APULÉE
Écrivain et philosophe néo-platonicien du IIe siècle, Apulée est surtout connu comme l’auteur d’un roman d’aventures à tendances philosophiques intitulé L’Âne d’or ou Métamorphoses ..

Les " Métamorphoses"
Il s’agit encore de magie dans son œuvre romanesque. Lucius, le héros des Métamorphoses – roman qu’Apulée dénomme « causerie milésienne » – se trouve changé en âne grâce aux artifices magiques que son amie Photis a empruntés à la magicienne Pamphilé dont elle est la servante. Certes le « charme » comportait un antidote ; il suffisait de manger des roses pour redevenir homme. Mais Lucius est malencontreusement enlevé par des brigands qui tiennent l’âne à l’écart des roses ; il est ainsi mêlé, en acteur ou en auditeur, à mille et une aventures dont Apulée lui fait raconter les péripéties avec une verve pittoresque et variée. À la fin des onze livres du récit, une initiation aux mystères de la déesse Isis permet à Lucius de reprendre sa forme humaine.
Les sources de ce roman – original, même s’il relève comme le roman grec contemporain ou postérieur autant de l’épopée que de la comédie – font l’objet d’une controverse. Il nous reste une page de Photius sur un certain Lucius de Patrae dont l’Âne aurait été transcrit par Lucien. Cet Âne de Lucius de Patrae étant probablement un abrégé, la critique est amenée à supposer l’existence d’un modèle grec commun à celui-ci et à Apulée. Que notre auteur ajoute ou non à sa source, qu’il évite ou non les contradictions, son récit est mené avec entrain. Tandis que Lucius s’adapte péniblement à sa vie d’animal, et passe des mains des brigands dans celles d’un jardinier, d’un soldat, d’un pâtissier, etc., les histoires les plus diverses s’organisent en un ensemble véhément et bigarré.
Après le récit de la transformation et de l’enlèvement du héros, le roman comporte, au fil d’un long voyage, des histoires de brigands (vol chez Chryseros à Thèbes, chez Démocharès à Platée), des contes galants comme l’épisode de la femme du meunier, et des cas de crimes monstrueux comme celui de la belle-mère empoisonneuse.

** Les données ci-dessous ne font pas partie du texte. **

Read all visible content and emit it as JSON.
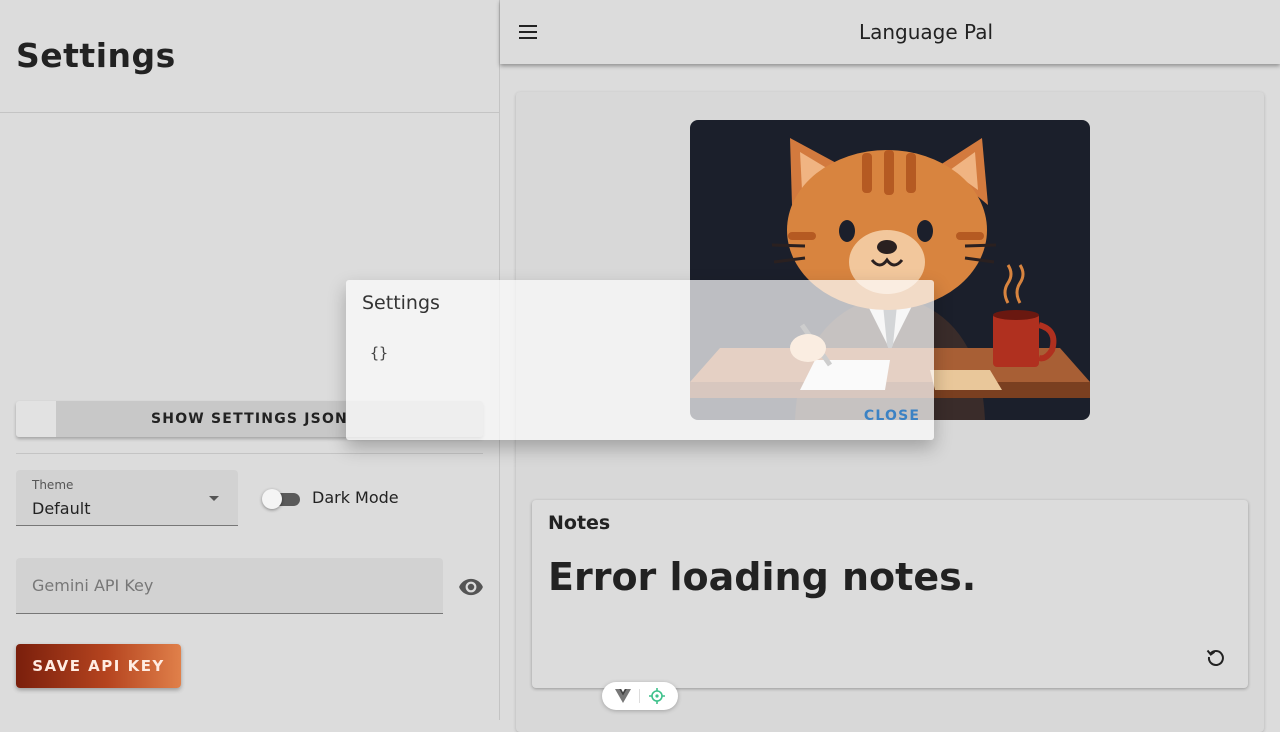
{
  "drawer": {
    "title": "Settings",
    "show_json_label": "SHOW SETTINGS JSON",
    "theme": {
      "label": "Theme",
      "value": "Default"
    },
    "dark_mode": {
      "label": "Dark Mode",
      "enabled": false
    },
    "api_key": {
      "placeholder": "Gemini API Key",
      "value": ""
    },
    "save_label": "SAVE API KEY"
  },
  "header": {
    "title": "Language Pal",
    "menu_icon": "menu-icon"
  },
  "notes": {
    "title": "Notes",
    "message": "Error loading notes.",
    "refresh_icon": "refresh-icon"
  },
  "modal": {
    "title": "Settings",
    "json_text": "{}",
    "close_label": "CLOSE"
  },
  "devtools": {
    "icons": [
      "vue-icon",
      "target-icon"
    ]
  },
  "colors": {
    "accent_blue": "#3b82c4",
    "save_gradient_start": "#7a1f0c",
    "save_gradient_end": "#e0804a",
    "cat_background": "#1b1f2b"
  }
}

Tout cela est mis en valeur par un art de conteur disert et habile, par la fantaisie bien adaptée du ton, et par une langue pittoresque et poétique dans laquelle les archaïsmes s’insèrent harmonieusement.

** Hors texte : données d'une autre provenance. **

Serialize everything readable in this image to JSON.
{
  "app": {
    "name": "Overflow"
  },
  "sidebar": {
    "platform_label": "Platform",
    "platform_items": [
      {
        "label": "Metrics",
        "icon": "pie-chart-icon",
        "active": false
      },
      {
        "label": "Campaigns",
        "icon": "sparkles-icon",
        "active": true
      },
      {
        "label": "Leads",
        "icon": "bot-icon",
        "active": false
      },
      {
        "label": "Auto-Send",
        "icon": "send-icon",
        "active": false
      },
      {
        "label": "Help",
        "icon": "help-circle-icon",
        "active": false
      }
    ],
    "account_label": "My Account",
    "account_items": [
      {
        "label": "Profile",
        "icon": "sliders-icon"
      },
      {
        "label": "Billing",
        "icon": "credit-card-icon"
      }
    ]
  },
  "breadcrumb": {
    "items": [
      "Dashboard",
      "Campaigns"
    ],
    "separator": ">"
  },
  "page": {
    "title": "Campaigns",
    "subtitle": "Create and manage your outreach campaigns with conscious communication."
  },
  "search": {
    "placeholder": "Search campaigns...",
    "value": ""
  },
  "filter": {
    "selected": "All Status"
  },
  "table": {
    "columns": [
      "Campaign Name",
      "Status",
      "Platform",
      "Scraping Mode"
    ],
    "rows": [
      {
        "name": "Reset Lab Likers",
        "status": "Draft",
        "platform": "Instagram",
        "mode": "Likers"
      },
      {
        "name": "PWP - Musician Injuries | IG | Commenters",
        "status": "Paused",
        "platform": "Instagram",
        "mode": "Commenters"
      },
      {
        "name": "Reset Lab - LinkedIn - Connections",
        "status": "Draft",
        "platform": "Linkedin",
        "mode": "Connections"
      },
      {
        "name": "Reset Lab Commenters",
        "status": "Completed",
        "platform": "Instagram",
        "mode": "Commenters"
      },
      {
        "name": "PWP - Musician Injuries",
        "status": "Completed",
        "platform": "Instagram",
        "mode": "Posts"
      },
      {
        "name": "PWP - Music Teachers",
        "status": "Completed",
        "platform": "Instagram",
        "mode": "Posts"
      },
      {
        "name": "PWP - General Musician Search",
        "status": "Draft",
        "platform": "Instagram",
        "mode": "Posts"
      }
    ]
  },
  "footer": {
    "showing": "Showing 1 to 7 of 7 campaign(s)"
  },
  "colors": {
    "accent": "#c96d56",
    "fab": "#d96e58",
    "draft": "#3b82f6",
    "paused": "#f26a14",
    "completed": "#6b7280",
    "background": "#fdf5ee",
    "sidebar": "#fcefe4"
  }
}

Au milieu de cette abondance élégante et mouvementée, quelques épisodes – propres au récit d’Apulée, ou fortement transformés par lui – méritent un intérêt plus approfondi. Apulée a sans doute ajouté à son modèle la fable des amours d’Éros et de Psyché (Métamorphoses , IV, 28 - VI, 24). On y trouve des éléments de conte populaire et mythologique : c’est une vieille qui parle ; la jeune Psyché est exposée à un monstre en punition de sa beauté exceptionnelle. Mais Éros intervient, tombe amoureux et emmène Psyché dans un palais enchanté où il la comble de bonheur sans que toutefois elle ait le droit de voir de ses yeux son fabuleux époux. Quand elle obtient une entrevue avec ses sœurs jalouses, celles-ci la poussent à tuer le monstre ; armée d’un poignard et d’une lampe, Psyché se penche sur Eros ; de stupeur, elle laisse tomber une goutte d’huile bouillante sur l’épaule du dieu. Celui-ci la chasse. Pour retrouver Eros, Psyché doit subir une série d’épreuves dictées par Vénus, parmi lesquelles une descente aux Enfers ; et finalement elle épouse Eros, de qui elle a une fille du nom de Volupté. Est-ce un simple conte ? Les noms, Amour et Ame, sont symboliques. Sans passer en revue toutes les hypothèses, retenons qu’il s’agit sans doute d’une « odyssée » platonicienne de l’âme.